Blueprint of optically addressable molecular network for quantum circuit architecture

TL;DR

This paper proposes a molecular quantum circuit blueprint using optically addressable spin molecules, demonstrating potential for scalable quantum computing through optical control and integration with nano-photonics.

Contribution

It introduces a novel blueprint for molecular quantum circuits combining two-dimensional molecular networks and programmable nano-photonics, advancing the design of optically controlled quantum computing systems.

Findings

Calculated optically induced exchange interactions and spin dynamics.

Demonstrated an optically driven quantum gate operation scheme.

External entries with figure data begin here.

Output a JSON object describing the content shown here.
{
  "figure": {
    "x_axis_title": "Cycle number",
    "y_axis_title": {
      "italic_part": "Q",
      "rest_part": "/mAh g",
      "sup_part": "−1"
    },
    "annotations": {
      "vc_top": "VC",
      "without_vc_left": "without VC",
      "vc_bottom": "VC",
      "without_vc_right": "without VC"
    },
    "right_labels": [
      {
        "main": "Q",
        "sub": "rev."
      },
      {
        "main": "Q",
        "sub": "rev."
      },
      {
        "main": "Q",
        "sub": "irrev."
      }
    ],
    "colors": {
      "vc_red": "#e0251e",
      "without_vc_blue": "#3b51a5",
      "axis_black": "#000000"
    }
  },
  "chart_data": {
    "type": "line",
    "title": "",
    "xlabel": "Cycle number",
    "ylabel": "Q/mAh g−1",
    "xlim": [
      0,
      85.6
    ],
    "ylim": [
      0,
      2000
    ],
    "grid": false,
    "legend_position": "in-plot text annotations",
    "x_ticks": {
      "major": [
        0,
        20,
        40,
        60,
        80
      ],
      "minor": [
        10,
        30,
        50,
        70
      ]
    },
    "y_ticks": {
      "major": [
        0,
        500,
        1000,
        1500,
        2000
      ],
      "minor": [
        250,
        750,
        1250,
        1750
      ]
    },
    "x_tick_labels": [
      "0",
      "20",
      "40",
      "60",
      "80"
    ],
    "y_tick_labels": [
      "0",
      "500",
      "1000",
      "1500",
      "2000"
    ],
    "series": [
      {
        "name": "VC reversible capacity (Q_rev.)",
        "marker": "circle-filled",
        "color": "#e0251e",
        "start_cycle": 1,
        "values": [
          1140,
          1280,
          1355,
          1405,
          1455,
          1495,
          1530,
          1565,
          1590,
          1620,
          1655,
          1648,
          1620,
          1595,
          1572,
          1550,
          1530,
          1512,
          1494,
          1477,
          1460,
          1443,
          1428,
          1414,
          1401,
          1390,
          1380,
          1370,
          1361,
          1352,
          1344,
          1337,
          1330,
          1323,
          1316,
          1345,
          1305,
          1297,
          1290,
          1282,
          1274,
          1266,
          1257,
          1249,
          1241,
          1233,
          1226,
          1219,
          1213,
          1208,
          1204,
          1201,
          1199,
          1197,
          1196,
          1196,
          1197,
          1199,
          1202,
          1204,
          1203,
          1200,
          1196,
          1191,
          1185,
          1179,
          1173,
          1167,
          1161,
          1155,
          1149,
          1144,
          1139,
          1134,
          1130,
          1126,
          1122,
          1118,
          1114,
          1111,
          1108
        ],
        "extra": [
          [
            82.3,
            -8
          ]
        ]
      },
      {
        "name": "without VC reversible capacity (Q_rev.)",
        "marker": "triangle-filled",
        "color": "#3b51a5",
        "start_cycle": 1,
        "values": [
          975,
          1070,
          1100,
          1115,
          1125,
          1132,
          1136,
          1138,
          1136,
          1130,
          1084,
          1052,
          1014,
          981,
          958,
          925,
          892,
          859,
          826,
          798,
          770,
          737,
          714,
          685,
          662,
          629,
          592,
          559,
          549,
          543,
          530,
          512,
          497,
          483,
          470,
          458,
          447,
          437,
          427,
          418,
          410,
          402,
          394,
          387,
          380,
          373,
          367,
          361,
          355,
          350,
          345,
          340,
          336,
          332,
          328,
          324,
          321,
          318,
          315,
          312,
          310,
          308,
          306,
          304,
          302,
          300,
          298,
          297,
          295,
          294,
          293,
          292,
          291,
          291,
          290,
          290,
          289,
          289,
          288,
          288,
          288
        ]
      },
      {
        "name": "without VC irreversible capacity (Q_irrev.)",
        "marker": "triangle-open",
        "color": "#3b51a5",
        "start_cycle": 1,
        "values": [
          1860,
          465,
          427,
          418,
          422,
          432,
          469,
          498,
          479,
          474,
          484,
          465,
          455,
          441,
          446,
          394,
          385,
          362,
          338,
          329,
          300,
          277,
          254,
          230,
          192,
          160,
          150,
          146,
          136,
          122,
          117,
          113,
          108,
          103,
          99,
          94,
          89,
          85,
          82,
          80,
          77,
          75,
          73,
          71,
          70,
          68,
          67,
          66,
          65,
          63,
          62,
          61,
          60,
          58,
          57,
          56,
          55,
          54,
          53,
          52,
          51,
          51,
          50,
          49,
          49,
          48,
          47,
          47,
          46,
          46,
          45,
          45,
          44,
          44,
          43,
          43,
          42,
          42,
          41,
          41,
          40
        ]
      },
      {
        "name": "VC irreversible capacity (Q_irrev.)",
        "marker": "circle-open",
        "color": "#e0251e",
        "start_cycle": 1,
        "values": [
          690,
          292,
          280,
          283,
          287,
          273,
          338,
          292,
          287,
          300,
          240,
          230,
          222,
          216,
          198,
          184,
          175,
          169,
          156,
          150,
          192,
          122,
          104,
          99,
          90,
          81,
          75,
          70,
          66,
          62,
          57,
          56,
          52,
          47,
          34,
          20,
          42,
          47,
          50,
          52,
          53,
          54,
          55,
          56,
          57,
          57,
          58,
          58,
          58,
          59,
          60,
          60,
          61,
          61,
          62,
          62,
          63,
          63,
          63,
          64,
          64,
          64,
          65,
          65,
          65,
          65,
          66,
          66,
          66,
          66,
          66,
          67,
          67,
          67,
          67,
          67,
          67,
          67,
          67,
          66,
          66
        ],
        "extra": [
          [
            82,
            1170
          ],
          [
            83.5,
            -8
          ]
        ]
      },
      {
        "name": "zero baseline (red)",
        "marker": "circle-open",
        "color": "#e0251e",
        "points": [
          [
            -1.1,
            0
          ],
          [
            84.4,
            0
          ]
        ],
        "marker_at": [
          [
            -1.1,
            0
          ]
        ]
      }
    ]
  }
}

Proposed integration of molecular networks with nano-photonics for quantum circuits.

Abstract

Optically connecting quantum bits can effectively reduce decoherence and facilitate long-distance communication. Optically addressable spin-bearing molecules have been demonstrated to have a good potential for quantum computing. In this report optically induced exchange interactions and spin dynamics, which are inherently important for spin-based quantum computing, have been calculated for a bi-radical - a potential quantum computing circuit unit. Consistent with the previous experimental observation of spin coherence induced by optical excitation, our work demonstrated an optically driven quantum gate operation scheme, implying a great potential of molecular quantum-circuit network. A blueprint of quantum circuit, integrating two-dimensional molecular network and programmable nano-photonics, both of which have been under extensive investigations and rather mature, was proposed. We thus envisage computational exploration of chemical database to identify suitable candidates for molecular spin quantum bit and coupler, which could be optimally integrated with nano-photonic devices to realize quantum circuit. The work presented here would therefore open up a new direction to explore 'Click Chemistry' for quantum technology.